Hatfield's fame only grew and he received more contracts for rainmaking. Among other things, in 1929 he was hired by the Standard Steamship and Fruit Company of New Orleans to stop a fire on a 100,000 acre banana plantation in Honduras Later the Bear Valley Mutual Water Company wanted to fill Big Bear Lake. However, during the Great Depression he had to return to his work as a sewing machine salesman. His wife Mable divorced him in 1931, claiming in the divorce settlement that Hatfield had hidden some of his earnings from her.

Charles Hatfield died January 12, 1958, and took his chemical formula with him to his grave in Forest Lawn Memorial Park in Glendale, California.

Hatfield claimed at least 500 successes. According to later commentators and those who encountered him, Hatfield's successes were mainly due to his meteorological skill, detailed study of rainfall statistics and innate sense of timing, selecting periods where there was a high probability of rain anyway. John L. Bacon, a mayor of San Diego who studied Hatfield's so-called successes, regarded him as nothing more than "a darned good weather prophet."

== References in popular culture ==

Charles Hatfield and the 1916 flooding at Lake Morena is the subject of the song "Hatfield" by the band Widespread Panic.
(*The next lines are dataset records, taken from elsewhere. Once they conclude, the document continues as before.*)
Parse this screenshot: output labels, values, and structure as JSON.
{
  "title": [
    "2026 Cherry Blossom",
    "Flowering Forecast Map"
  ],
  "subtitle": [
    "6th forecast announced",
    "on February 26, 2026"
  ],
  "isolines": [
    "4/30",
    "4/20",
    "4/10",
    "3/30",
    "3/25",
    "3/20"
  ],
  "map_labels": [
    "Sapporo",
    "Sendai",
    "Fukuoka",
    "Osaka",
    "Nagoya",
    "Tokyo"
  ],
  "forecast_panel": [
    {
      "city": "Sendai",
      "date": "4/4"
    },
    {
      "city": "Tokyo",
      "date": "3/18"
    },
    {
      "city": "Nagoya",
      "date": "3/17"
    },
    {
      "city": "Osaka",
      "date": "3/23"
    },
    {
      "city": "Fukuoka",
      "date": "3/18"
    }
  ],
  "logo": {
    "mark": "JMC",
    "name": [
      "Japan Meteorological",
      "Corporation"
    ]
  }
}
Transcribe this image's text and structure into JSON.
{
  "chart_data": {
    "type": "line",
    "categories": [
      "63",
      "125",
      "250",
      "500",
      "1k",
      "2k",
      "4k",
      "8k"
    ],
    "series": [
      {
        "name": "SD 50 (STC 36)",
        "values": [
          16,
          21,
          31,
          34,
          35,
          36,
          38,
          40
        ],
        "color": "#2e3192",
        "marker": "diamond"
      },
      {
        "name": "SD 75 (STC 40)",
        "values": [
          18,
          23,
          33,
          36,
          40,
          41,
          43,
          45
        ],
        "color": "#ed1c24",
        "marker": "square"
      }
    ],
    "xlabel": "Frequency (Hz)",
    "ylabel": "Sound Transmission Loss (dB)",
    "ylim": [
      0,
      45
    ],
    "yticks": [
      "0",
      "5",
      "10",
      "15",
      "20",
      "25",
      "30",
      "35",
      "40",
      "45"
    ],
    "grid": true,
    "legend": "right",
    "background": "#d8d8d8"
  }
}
Singer/guitarist John Bell wrote the song after reading the story of the rainmaker in a Farmers' Almanac. The song was released on the album Everyday in 1993.

Charles Hatfield and the San Diego flood is credited as the inspiration for the instrumental musical piece "The Rainmaker" from the album Innovators released in 1993 by Sam Cordon and Kurt Bestor.
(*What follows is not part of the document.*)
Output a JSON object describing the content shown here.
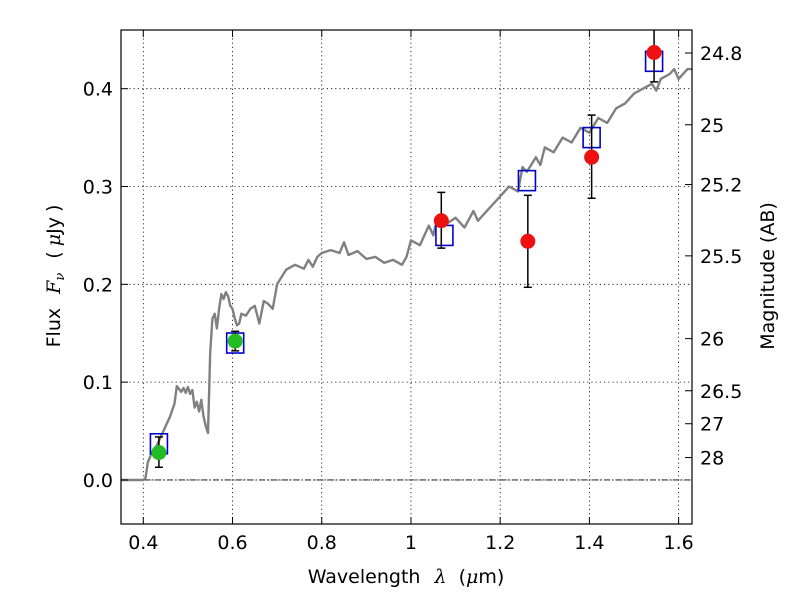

Hatfield's story inspired the 1956 Burt Lancaster film The Rainmaker, based on the play of the same name. Hollywood invited Hatfield to the premiere. The play also became the basis of a Broadway Musical, 110 in the Shade.

In T. Jefferson Parker's 2007 novel Storm Runners, Charles Hatfield's fictional great-great-granddaughter takes up his research.

Charles Hatfield and the San Diego flood was featured in a 2016 episode of the White Rabbit Project on Netflix.

Charles Hatfield and his rainmaking endeavors are mentioned in Chapter One of Mark Arax's 2019 book, "The Dreamt Land."

Charles Hatfield and the San Diego flood is the subject of The Wizard of Sun City: The Strange, True Story of Charles Hatfield, The Rainmaker Who Drowned a City's Dreams by Garry Jenkins.